The Euro Stoxx 50 index of eurozone bluechip stocks declined by 1.86 percent, while the Stoxx Europe 50 index, which includes some major U.K. companies, lost 1.31 percent.

The DAX of Germany dropped by 1.90 percent and the CAC 40 of France tumbled by 2.65 percent. The FTSE 100 of the U.K. decreased by 0.95 percent and the SMI of Switzerland fell by 1.79 percent.

In Frankfurt, Fresenius finished higher by 1.21 percent. Morgan Stanley upgraded its rating on the stock to ''Overweight'' from ''Equalweight.''

Metro dropped by 1.83 percent, despite Bernstein initiating the stock with an ''Outperform'' rating.

JPMorgan downgraded Continental to ''Neutral'' from ''Overweight.'' The stock fell by 2.19 percent.

Commerzbank and Deutsche Bank fell by 3.86 percent and 1.94 percent, respectively.

In Paris, BNP Paribas decreased by 3.19 percent. Nomura downgraded its rating on the stock to "Neutral" from "Buy." Societe Generale dropped by 3.26 percent and Credit Agricole lost 1.01 percent.

In London, mining stocks turned in a weak performance as metal prices turned lower. Antofagasta declined by 3.40 percent and Rio Tinto lost 0.96 percent. Fresnillo fell by 2.11 percent and Randgold lost 3.37 percent.

Smith & Nephew advanced by 1.91 percent after Morgan Stanley upgraded it to "Overweight" from "Equal weight."

William Hill gained 1.60 percent, after UBS upgraded its rating on the stock to "Buy" from "Neutral."

HSBC declined by 1.31 percent, after Nomura downgraded its rating on the lender to "Neutral" from "Buy."

Sweett Group plunged by 12.06 percent, after it announced first-half results.

Sonova fell by 1.76 percent in Zurich, after Morgan Stanley downgraded it to "Equal weight" from "Overweight."
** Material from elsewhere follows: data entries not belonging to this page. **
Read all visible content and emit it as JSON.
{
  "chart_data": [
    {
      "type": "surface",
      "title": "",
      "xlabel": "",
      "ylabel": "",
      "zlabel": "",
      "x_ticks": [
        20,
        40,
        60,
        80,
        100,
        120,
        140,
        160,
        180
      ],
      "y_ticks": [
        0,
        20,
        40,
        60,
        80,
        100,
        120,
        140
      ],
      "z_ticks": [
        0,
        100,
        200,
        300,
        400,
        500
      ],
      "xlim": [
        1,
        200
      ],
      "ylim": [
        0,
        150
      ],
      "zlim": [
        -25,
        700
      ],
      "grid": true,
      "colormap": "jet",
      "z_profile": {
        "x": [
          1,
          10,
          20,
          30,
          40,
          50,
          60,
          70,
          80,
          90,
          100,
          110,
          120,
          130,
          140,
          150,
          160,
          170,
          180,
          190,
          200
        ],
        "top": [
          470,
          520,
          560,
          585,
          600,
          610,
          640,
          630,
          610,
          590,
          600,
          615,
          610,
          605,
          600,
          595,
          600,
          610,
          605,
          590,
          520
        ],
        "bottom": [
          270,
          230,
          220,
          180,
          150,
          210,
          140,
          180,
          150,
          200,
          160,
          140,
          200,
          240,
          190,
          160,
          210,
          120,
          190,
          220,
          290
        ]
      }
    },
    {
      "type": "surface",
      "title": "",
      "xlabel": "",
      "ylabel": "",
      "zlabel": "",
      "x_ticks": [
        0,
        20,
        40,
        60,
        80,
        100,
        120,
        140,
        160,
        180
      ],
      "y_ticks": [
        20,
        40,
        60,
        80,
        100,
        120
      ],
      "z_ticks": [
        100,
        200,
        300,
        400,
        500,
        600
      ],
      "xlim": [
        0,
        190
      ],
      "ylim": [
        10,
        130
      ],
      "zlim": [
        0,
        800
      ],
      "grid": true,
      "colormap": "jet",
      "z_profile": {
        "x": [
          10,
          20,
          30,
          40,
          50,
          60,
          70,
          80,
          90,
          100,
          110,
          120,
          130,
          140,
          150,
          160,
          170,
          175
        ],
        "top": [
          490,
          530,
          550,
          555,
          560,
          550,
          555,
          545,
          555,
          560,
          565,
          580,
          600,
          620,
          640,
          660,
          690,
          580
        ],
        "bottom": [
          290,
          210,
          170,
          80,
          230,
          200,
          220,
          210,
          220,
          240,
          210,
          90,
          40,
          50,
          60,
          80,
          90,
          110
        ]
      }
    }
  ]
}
Julius Baer lost 3.33 percent, after Nomura downgraded it to "Neutral."

HSBC upgraded Generali to ''Overweight'' from ''Neutral.'' The stock finished down by 1.31 percent in Milan.

Bernstein downgraded Repsol to ''Market-Perform'' from Outperform.'' The oil giant is dropped by 2.43 percent in Madrid

Industrial producer prices in the euro area decreased for the third consecutive month in October, and the rate of fall exceeded economists' expectations, latest data revealed Tuesday. The producer price index for the domestic market dropped 1.4 percent year-on-year in October, statistical office Eurostat said. This followed declines of 0.9 percent each in August and September. Economists had expected prices to fall 1 percent in October.

Unemployment in Spain declined for the first time in four months in November, the latest figures published by the country's labor ministry revealed Tuesday. The number of registered unemployed fell by 2,475 workers or 0.05 percent from a month earlier to 4.81 million. In October, the jobless total recorded an increase of 1.84 percent.

British construction sector activity grew at the sharpest pace in just over six years, led by solid expansion in output and incoming new work, a survey by Markit Economics and the Chartered Institute of Purchasing and Supply (CIPS) revealed Tuesday. The headline purchasing managers' index rose to 62.6 in November from 59.4 in October, signaling another strong upturn in the construction sector. The reading was the highest since August 2007.

Retail sales in the United Kingdom increased in November, according to data released Tuesday by the British Retail Consortium. BRC's monthly sales monitor showed overall retail sales up 2.3 percent in November. That follows a 2.6 percent gain in October.